Let’s gather the information needed to evaluate changes in metrics listed above.
cp 1.raw_reads_QC/multiqc_data/multiqc_fastqc.txt 4.read_trimming_evaluation/raw_multiqc_fastqc.txt
cp 3.clean_reads_QC/multiqc_data/multiqc_fastqc.txt 4.read_trimming_evaluation/clean_multiqc_fastqc.txt
Run the custom script below to extract info from MultiQC files and calculate how much of the data was retained post adapter trimming and quality filtering.
cd 4.read_trimming_evaluation
nano read_trimming_stats.sh
Copy in read_trimming_stats.sh
#!/bin/bash
# Extract relevant columns (Sample and Total Sequences) from clean data
cut -f1,5 clean_multiqc_fastqc.txt > clean_reads_stats.txt
# Remove 'clean.' from sample names
sed -E 's/^clean\.//' clean_reads_stats.txt > clean_reads_stats_mod.txt
# Extract relevant columns (Sample and Total Sequences) from raw data
cut -f5 raw_multiqc_fastqc.txt > raw_reads_stats.txt
# Add row in raw read stats file for clean single read stats
# Print the header
head -n 1 raw_reads_stats.txt > raw_reads_stats_mod.txt
# Skip the header, process the rest of the file, and duplicate each value three times
tail -n +2 raw_reads_stats.txt | uniq | while read line; do
# Output the unique value three times
echo "$line" >> raw_reads_stats_mod.txt
echo "$line" >> raw_reads_stats_mod.txt
echo "$line" >> raw_reads_stats_mod.txt
done
# Merge raw and clean data
paste clean_reads_stats_mod.txt raw_reads_stats_mod.txt > all_reads_stats.txt
# Add header with specified column names and calculate percentage
awk 'BEGIN {print "Sample\tClean reads\tRaw reads\tReads retained (%)"}
NR>1 {printf "%s\t%s\t%s\t%.2f%%\n", $1, $2, $3, ($2 / $3) * 100}' all_reads_stats.txt > stats_output.txt
# Clean up temporary files
rm clean_reads_stats.txt clean_reads_stats_mod.txt raw_reads_stats.txt raw_reads_stats_mod.txt all_reads_stats.txt
Make the script executable, then run it.
chmod +x read_trimming_stats.sh
./read_trimming_stats.sh
Let’s have a look at the summary file we created (stats_output.txt).
less stats_output.txt
The content should look something like this:
Sample Clean reads Raw reads Reads retained (%)
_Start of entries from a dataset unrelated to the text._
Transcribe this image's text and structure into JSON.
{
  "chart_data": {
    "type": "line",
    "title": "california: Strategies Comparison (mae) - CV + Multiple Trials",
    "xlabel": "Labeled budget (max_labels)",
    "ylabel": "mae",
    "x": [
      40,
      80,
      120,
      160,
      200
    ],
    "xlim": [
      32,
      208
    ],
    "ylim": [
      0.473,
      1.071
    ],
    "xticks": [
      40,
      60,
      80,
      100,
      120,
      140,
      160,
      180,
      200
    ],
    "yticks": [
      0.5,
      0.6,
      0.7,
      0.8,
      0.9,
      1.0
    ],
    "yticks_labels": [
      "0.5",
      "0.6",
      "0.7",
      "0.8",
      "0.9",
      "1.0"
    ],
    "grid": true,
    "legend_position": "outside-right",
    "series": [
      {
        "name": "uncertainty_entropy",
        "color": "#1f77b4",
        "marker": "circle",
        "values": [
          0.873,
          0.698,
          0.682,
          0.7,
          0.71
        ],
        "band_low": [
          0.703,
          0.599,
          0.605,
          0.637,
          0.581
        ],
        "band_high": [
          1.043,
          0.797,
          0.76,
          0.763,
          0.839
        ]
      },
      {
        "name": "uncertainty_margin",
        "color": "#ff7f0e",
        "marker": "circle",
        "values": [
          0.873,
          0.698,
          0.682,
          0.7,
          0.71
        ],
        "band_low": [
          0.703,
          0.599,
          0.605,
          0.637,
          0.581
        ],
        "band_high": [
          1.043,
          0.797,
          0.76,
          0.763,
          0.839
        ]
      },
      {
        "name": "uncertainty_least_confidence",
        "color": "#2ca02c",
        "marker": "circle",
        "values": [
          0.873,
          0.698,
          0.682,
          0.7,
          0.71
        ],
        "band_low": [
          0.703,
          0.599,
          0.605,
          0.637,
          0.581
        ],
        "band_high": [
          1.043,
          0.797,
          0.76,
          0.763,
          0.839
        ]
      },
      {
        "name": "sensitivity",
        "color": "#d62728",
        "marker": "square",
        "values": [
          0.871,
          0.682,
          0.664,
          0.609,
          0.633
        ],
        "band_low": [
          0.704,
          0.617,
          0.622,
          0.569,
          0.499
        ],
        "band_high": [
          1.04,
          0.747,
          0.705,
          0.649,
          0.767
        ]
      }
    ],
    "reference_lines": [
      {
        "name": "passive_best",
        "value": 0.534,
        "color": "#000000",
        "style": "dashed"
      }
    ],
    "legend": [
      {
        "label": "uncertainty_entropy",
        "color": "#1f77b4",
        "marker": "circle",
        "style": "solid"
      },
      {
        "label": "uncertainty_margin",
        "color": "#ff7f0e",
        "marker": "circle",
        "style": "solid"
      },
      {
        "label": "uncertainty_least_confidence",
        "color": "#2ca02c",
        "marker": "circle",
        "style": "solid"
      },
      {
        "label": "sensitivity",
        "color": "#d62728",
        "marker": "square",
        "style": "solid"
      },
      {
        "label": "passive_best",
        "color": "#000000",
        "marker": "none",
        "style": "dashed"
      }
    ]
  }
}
01_R1 472980.0 556289.0 85.02%
01_R2 472980.0 556289.0 85.02%
01_single 54427.0 556289.0 9.78%
02_R1 832669.0 999116.0 83.34%
02_R2 832669.0 999116.0 83.34%
02_single 106322.0 999116.0 10.64%
Now that we have clean and high quality short reads, we can proceed to genome assembly.